Cette fois, il n'attend pas de réponse et entre. Il porte dans ses mains une pile de couvertures blanches qu'il dépose au sol. Il transfère ensuite un second plateau repas dans la pièce, mon repas du soir, puis fait coulisser la porte derrière lui.

Il ne me regarde pas et s'affaire à déplier les couvertures au milieu de la pièce. Probablement mon lit pour la nuit. On dirait un gros duvet blanc. Il se tourne ensuite vers le plateau repas que j'ai laissé, empile les bols vides et pose le tout devant la porte. Il va vers le sceau d'eau, essore le chiffon que j'ai utilisé, le plie et le met à côté des couverts sales. Il jette ensuite un regard à la pile de vêtement qu'il avait apporté plus tôt et à laquelle je n'ai pas touché.

« - Tu ne t'es pas changée ? » Me demande-t-il.

« - ... Je suis bien dans mes vêtements pour le moment. »

Il ne répond rien, se saisit de mon plateau du midi et s'apprête à repartir.

« - Euh... » Tenté-je. « Tu crois que tu pourrais me rapporter de quoi m'occuper ici jusqu'à ce que Kondô ne prenne sa décision à mon sujet ? ... Je n'ai rien à faire, je frise la mort cérébrale. »

Yamazaki pose soudain la table au sol. La vaisselle sursaute sur le coup, et moi avec.

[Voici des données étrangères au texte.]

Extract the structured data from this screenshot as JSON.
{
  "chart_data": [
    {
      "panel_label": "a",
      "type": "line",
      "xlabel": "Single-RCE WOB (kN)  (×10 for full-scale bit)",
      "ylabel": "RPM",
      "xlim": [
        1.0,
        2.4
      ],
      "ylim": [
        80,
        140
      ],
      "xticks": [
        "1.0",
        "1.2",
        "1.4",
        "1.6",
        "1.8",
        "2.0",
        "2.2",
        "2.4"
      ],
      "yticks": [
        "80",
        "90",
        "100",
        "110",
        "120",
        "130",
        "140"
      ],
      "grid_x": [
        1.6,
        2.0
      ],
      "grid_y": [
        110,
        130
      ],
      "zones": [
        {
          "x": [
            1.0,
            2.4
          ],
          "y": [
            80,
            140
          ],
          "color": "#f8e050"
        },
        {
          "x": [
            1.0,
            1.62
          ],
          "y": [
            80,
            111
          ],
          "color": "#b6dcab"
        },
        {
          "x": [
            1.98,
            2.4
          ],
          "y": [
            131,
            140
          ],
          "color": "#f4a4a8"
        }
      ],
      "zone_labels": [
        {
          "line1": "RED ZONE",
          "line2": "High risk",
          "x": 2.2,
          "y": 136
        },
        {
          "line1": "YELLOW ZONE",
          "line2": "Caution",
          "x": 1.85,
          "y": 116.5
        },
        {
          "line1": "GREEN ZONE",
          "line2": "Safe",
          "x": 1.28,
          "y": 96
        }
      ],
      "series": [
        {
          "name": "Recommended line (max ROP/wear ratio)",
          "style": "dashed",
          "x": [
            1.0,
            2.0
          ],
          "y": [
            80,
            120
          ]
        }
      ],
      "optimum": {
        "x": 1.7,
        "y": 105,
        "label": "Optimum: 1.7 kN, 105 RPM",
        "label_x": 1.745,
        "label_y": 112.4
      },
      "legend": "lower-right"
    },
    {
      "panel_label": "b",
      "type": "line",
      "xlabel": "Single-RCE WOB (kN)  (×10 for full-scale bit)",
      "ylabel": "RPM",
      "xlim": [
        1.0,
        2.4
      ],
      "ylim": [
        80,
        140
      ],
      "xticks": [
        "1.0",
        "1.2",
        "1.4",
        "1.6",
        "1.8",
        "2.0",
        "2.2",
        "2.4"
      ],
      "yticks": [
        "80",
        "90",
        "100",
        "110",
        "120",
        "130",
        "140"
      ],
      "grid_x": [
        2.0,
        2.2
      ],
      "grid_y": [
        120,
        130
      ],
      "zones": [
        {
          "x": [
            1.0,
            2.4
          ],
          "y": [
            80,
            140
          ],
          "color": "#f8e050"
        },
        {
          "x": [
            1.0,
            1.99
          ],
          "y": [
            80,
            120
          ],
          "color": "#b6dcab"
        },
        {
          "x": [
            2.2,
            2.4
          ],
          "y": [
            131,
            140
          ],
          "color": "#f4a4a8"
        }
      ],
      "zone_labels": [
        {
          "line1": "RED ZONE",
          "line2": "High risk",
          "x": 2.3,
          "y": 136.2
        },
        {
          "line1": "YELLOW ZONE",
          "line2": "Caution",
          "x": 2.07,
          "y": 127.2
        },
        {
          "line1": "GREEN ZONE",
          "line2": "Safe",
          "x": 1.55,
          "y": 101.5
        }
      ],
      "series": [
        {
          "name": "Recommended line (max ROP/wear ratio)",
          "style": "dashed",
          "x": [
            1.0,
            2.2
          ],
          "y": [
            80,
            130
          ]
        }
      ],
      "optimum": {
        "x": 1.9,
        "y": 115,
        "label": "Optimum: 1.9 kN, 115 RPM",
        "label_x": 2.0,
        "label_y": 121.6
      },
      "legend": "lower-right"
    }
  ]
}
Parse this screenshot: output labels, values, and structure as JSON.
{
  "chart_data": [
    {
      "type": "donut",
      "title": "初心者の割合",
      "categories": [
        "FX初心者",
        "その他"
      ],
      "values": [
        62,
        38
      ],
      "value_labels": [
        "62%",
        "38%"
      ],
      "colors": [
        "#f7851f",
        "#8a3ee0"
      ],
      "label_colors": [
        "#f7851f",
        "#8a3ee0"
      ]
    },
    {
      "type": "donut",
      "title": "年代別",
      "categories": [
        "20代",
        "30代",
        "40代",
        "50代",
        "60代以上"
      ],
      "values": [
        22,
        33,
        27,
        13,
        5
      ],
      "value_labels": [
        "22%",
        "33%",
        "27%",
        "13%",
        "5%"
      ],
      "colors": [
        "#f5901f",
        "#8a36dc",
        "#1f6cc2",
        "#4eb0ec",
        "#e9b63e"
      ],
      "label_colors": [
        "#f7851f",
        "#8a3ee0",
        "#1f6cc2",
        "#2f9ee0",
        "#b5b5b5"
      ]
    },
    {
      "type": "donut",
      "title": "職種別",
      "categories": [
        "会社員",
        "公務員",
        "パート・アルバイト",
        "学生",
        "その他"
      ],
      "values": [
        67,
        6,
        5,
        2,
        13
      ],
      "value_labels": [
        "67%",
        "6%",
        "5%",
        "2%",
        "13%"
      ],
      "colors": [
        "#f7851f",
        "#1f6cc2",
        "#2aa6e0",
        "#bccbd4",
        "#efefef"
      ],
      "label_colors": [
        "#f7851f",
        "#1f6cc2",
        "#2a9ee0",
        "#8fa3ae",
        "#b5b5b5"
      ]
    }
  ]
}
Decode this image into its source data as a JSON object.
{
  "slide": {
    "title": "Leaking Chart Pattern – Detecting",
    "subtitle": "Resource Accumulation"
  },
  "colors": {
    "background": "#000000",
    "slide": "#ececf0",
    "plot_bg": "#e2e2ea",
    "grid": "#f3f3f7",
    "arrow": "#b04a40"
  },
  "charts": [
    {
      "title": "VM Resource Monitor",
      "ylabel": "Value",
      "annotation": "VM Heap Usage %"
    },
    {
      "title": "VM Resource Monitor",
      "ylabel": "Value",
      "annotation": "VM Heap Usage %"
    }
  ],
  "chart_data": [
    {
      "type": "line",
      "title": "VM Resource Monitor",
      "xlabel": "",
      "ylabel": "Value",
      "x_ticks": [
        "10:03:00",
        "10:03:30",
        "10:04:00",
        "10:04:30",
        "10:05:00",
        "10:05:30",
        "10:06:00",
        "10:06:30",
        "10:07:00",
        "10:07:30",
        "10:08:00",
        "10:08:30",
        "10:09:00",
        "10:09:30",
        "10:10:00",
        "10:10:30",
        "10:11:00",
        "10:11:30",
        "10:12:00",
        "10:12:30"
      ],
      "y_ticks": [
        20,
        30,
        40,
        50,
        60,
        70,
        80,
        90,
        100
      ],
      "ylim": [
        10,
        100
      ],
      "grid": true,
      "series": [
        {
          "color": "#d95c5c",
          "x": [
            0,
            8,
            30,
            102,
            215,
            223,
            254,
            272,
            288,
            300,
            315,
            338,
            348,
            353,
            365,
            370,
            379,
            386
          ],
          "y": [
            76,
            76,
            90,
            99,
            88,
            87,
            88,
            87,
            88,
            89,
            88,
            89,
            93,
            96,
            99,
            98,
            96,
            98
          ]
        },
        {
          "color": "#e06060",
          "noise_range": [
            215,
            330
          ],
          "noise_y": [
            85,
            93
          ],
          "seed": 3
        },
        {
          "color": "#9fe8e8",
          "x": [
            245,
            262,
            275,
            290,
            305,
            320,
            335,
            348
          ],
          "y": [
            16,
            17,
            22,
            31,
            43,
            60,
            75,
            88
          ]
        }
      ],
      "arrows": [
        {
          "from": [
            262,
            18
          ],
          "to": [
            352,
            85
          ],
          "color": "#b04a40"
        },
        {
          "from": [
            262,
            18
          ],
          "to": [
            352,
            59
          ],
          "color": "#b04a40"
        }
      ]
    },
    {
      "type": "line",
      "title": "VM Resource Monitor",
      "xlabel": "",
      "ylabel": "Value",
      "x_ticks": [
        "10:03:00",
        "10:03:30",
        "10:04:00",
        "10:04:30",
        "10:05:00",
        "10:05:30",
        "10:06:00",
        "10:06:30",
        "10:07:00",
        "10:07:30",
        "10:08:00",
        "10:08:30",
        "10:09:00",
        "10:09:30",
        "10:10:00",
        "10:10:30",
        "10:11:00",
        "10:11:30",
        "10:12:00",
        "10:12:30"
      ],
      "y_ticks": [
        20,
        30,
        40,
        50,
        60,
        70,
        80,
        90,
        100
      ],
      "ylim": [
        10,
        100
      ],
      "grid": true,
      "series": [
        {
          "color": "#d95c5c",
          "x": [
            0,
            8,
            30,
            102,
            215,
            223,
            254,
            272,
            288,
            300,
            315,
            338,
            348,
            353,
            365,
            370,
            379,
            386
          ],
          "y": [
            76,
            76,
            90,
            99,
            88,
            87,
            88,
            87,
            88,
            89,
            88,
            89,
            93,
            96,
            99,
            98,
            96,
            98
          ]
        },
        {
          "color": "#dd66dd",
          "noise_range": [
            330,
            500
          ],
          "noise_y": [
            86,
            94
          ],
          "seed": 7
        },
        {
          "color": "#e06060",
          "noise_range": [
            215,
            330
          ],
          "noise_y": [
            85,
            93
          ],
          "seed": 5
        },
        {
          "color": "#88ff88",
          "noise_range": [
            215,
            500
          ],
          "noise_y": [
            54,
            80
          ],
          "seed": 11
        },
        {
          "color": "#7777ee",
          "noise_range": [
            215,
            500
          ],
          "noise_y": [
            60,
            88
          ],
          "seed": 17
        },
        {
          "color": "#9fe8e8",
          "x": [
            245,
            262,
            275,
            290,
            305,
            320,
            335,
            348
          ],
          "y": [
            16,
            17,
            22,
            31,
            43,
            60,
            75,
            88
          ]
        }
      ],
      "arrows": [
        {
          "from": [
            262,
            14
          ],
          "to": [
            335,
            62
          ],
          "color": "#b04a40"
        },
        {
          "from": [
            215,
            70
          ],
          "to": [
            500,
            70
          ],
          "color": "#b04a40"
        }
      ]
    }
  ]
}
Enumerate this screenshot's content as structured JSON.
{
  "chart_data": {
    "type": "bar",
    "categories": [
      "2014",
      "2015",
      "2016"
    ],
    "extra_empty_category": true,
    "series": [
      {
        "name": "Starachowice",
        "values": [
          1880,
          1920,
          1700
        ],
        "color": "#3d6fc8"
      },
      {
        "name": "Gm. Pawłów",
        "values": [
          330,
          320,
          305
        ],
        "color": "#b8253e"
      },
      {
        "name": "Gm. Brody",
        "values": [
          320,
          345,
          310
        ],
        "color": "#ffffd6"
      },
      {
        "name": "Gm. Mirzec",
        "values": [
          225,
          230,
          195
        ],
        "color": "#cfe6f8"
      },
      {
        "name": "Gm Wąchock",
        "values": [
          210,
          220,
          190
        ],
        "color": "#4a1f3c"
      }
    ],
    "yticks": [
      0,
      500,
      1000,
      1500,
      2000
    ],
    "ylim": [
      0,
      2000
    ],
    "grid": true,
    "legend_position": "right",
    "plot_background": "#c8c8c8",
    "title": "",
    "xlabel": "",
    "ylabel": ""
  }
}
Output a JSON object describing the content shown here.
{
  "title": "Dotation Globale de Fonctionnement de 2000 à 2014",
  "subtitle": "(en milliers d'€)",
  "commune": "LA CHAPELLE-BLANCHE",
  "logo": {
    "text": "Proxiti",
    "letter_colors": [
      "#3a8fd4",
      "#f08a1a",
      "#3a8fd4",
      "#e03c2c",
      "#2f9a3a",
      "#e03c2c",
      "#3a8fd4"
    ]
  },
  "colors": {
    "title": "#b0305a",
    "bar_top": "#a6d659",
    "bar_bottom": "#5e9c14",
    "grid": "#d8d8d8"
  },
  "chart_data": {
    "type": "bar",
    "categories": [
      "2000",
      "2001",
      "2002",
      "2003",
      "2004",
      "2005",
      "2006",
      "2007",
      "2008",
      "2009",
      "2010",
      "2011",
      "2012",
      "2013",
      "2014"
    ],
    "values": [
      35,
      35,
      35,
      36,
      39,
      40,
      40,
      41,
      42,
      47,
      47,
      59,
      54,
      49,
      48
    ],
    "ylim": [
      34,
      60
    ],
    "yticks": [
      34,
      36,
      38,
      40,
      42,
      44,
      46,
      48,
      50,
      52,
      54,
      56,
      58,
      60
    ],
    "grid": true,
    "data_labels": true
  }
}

« - Tu crois que tout t'es dû ? » Me lance-t-il d'un ton froid. « Tu es en pays ennemi, dans une ville où tu n'as légalement pas le droit d'être, le tout sans être blessée, du moins pour l'instant, alors que le bon sens voudrait qu'Okita t'exécute sur le champ, tu es nourrie, logée, protégée par des samurais détestant les occidentaux et tu as le culot de demander de quoi t'occuper ? Tu ne crois pas que j'ai autre chose à faire que de préparer tes repas et veiller à ton petit bien être personnel ? » Il jette un coup d'œil sur la vaisselle sale du plateau. « Toi qui a tant de temps libre, ça ne t'est même pas venu à l'esprit de laver ta vaisselle ? Tu ne t'es pas dit que tu filerais un bien meilleur coton en évitant d'être un poids, en commençant par nettoyer les objets dont tu t'es servie pour consommer un repas que j'ai presque dû te prémâcher et que tu n'as même pas gagné ? »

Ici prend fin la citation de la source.